Even though we had a teaser of spring, it is still winter. The fresh few inches of still falling snow just keep proving it. But hey, it's the Keweenaw. What do we expect?
Braeden and I expect to make the best of it. Today is the first day I had to bundle him in his one-piece snow suit since he's been back from Wisconsin. Otherwise he had the freedom of his lined nylon pants and jacket. Room to run, run, run!
And run he did.
On Friday he ran and pushed his wagon almost the whole way from the Lake Fanny Hooe boat launch back into town. At one point we stopped to listen to a wood pecker in a tree, and I realized he was panting. Really panting like he was working hard.
For a child who had open-heart surgery three years ago, the panting, rosy cheeks and energy to sustain his pace was a miracle to me. He is doing awesome!
He has also been running along the road to get to the creek in my love's neck of the woods. We'll run to the creek, then find a nice spot to watch the sunset. Sweet Bryce will stomp off chunks of snow to throw and sploosh into one of the few spots of open water on Lake Superior's shore (from the running creek). I make dramatic splooshing sounds, and Braeden throws his arms around like a splashing wild man.
"More," he signs after each snowy boulder splashes and busts apart in the shallow water. Bryce stomps off another edge of the banks.
I admire him as he exerts all that energy to stomp boulders of snow for Braeden's entertainment -- the bigger the better in Brady P's eyes. Then he climbs up the snow mound and lifts a dripping snow chunk over his head.
"Are you ready, Braeden?" he asks.
Braeden smacks his head for a yes while his mouth opens in extreme excitement at the size of the next chunk. I am amazed myself.
"Kasploosha kapew kapew bawoowoowoosh!" I shout as the splashing commences.
Braeden flails in delight. And signs more.
Mama and Brady P. watching a sploosher
Bryce even took our picture during a sploosher. Pretty nice view for splashing in the creek!

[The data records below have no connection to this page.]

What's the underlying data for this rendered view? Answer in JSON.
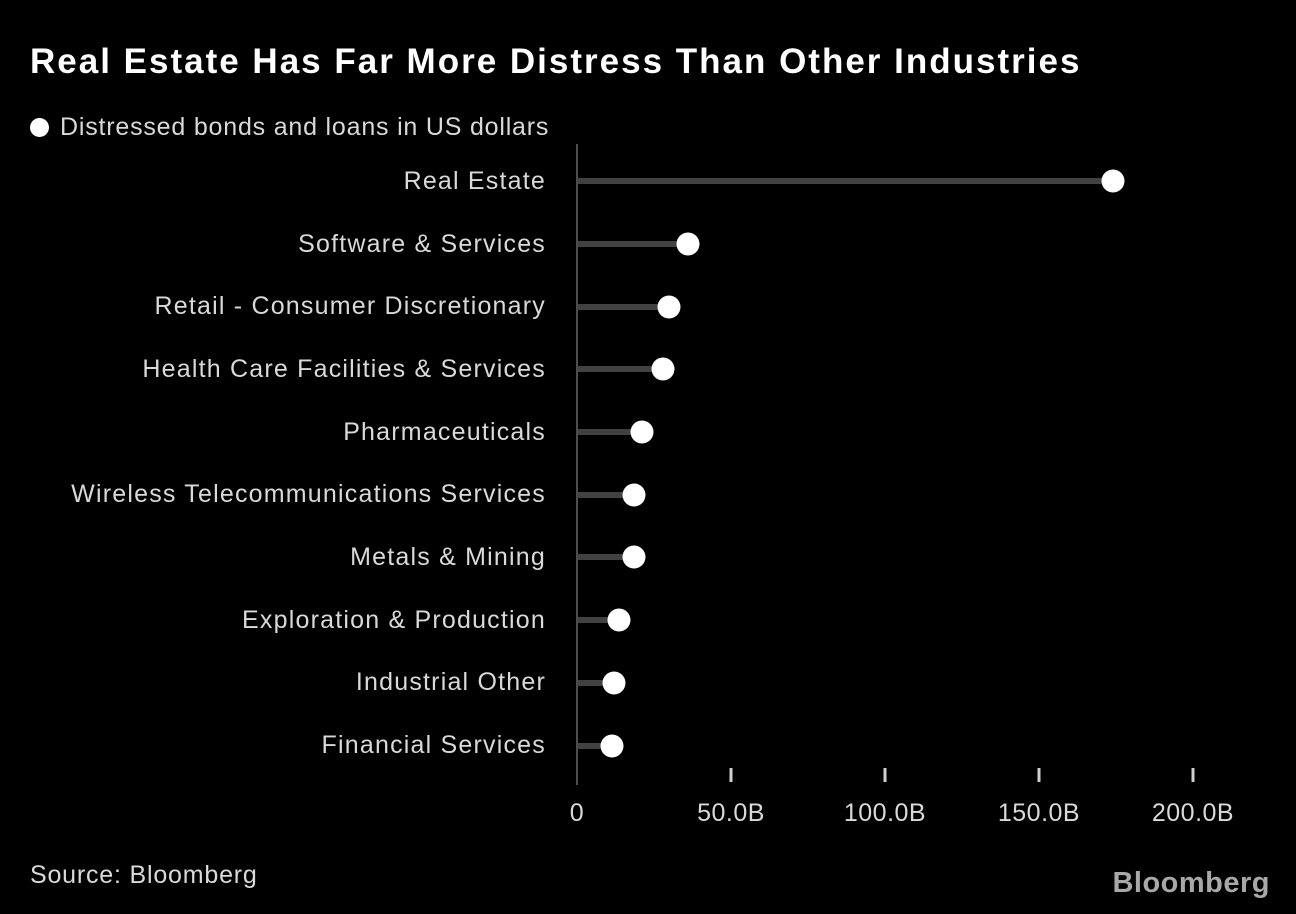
{
  "title": "Real Estate Has Far More Distress Than Other Industries",
  "legend": {
    "marker": "dot",
    "label": "Distressed bonds and loans in US dollars"
  },
  "source": "Source: Bloomberg",
  "brand": "Bloomberg",
  "colors": {
    "background": "#000000",
    "title": "#ffffff",
    "text": "#d9d9d9",
    "stem": "#414141",
    "axis": "#4d4d4d",
    "tick": "#cfcfcf",
    "dot": "#ffffff",
    "brand": "#a8a8a8"
  },
  "chart_data": {
    "type": "scatter",
    "variant": "horizontal-lollipop",
    "title": "Real Estate Has Far More Distress Than Other Industries",
    "series_name": "Distressed bonds and loans in US dollars",
    "unit": "USD billions",
    "categories": [
      "Real Estate",
      "Software & Services",
      "Retail - Consumer Discretionary",
      "Health Care Facilities & Services",
      "Pharmaceuticals",
      "Wireless Telecommunications Services",
      "Metals & Mining",
      "Exploration & Production",
      "Industrial Other",
      "Financial Services"
    ],
    "values": [
      174,
      36,
      30,
      28,
      21,
      18.5,
      18.5,
      13.5,
      12,
      11.5
    ],
    "xlim": [
      0,
      200
    ],
    "xticks": [
      {
        "value": 0,
        "label": "0"
      },
      {
        "value": 50,
        "label": "50.0B"
      },
      {
        "value": 100,
        "label": "100.0B"
      },
      {
        "value": 150,
        "label": "150.0B"
      },
      {
        "value": 200,
        "label": "200.0B"
      }
    ],
    "grid": false,
    "legend_position": "top-left"
  }
}
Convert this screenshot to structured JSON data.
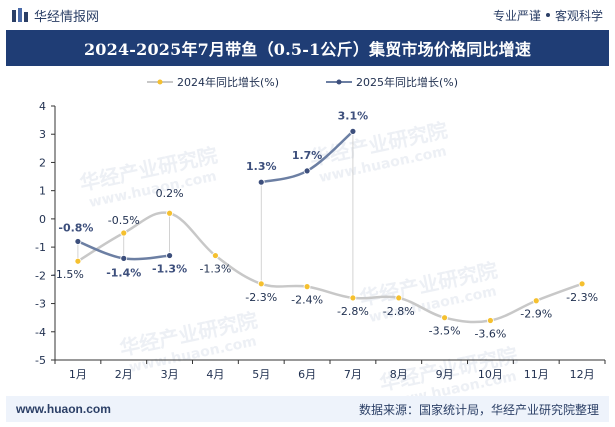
{
  "header": {
    "brand_name": "华经情报网",
    "slogan_left": "专业严谨",
    "slogan_right": "客观科学"
  },
  "title": "2024-2025年7月带鱼（0.5-1公斤）集贸市场价格同比增速",
  "watermark_cn": "华经产业研究院",
  "watermark_url": "www.huaon.com",
  "footer": {
    "site": "www.huaon.com",
    "source": "数据来源：国家统计局，华经产业研究院整理"
  },
  "colors": {
    "series_2024": "#f5c02f",
    "series_2025": "#3d4f7c",
    "line_2024": "#c8c8c8",
    "line_2025": "#6c7fa3",
    "title_bg": "#1f3d75"
  },
  "chart_data": {
    "type": "line",
    "categories": [
      "1月",
      "2月",
      "3月",
      "4月",
      "5月",
      "6月",
      "7月",
      "8月",
      "9月",
      "10月",
      "11月",
      "12月"
    ],
    "ylim": [
      -5,
      4
    ],
    "yticks": [
      -5,
      -4,
      -3,
      -2,
      -1,
      0,
      1,
      2,
      3,
      4
    ],
    "legend_position": "top",
    "grid": false,
    "series": [
      {
        "name": "2024年同比增长(%)",
        "values": [
          -1.5,
          -0.5,
          0.2,
          -1.3,
          -2.3,
          -2.4,
          -2.8,
          -2.8,
          -3.5,
          -3.6,
          -2.9,
          -2.3
        ],
        "labels": [
          "-1.5%",
          "-0.5%",
          "0.2%",
          "-1.3%",
          "-2.3%",
          "-2.4%",
          "-2.8%",
          "-2.8%",
          "-3.5%",
          "-3.6%",
          "-2.9%",
          "-2.3%"
        ]
      },
      {
        "name": "2025年同比增长(%)",
        "values": [
          -0.8,
          -1.4,
          -1.3,
          null,
          1.3,
          1.7,
          3.1,
          null,
          null,
          null,
          null,
          null
        ],
        "labels": [
          "-0.8%",
          "-1.4%",
          "-1.3%",
          "",
          "1.3%",
          "1.7%",
          "3.1%",
          "",
          "",
          "",
          "",
          ""
        ]
      }
    ]
  }
}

On Saturday, the Copper Dog came to our town. The block was nuts. It was like Fourth of July in Winter. My body went slightly into panic mode as I saw all the people moving about.

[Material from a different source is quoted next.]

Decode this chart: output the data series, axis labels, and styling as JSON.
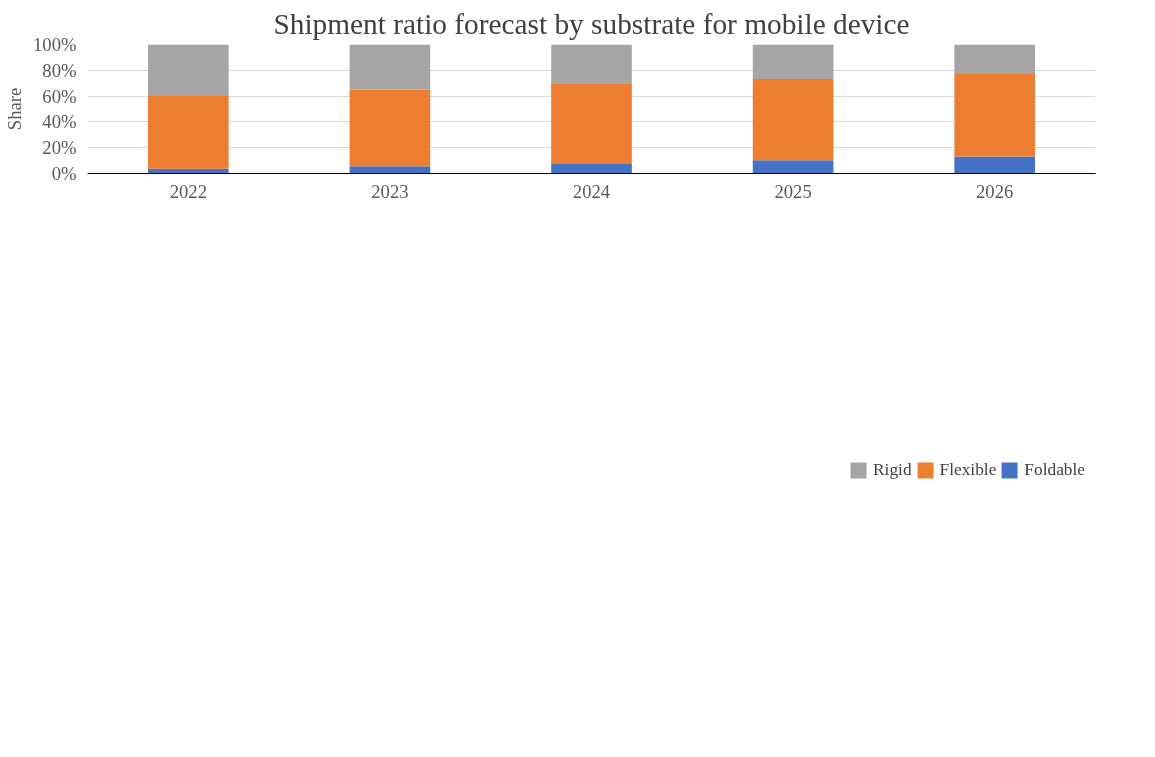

But Braeden didn't seem to notice. He just held my hand, looked straight down at the icy slush his feet were stomping through and marched straight ahead. He only looked up to point when he heard a dog barking.
After a walk through the crowd (and his nap) we came back to try the dogsled ride. One of the mushers ran his six-dog team that afternoon in the midst of three days of racing 150 miles to let 50 kids take a ride, two at a time. Bless his heart.
Braeden didn't want to go.
I asked him two dozen times. "Do you want to ride with the puppies?"
He shook his head no each time. So we waited in a nearby bank, so he could at least watch the dogs and be next to them.
Rosy cheeks waiting for the doggies
The dog team is in the upper right corner under the cedar trees. But this was the only picture where Braeden was smiling, so I used it!
Sooner than I thought, it was his turn to ride with his friend Maddie from school. He kicked and screamed.
"He can go with you next round, Mom," the helper told me. I was relieved -- for B and Maddie.
At our turn, I plopped down and set him on my lap, half expecting him to cry and flail. But the dogs started running right away, and he had no time to figure out how he felt about the situation. He was instantly excited to be moving and see the puppies running ahead of us.
He pointed and squealed in delight the whole way. We had a great ride around the park. Whew! And another new experience under his belt.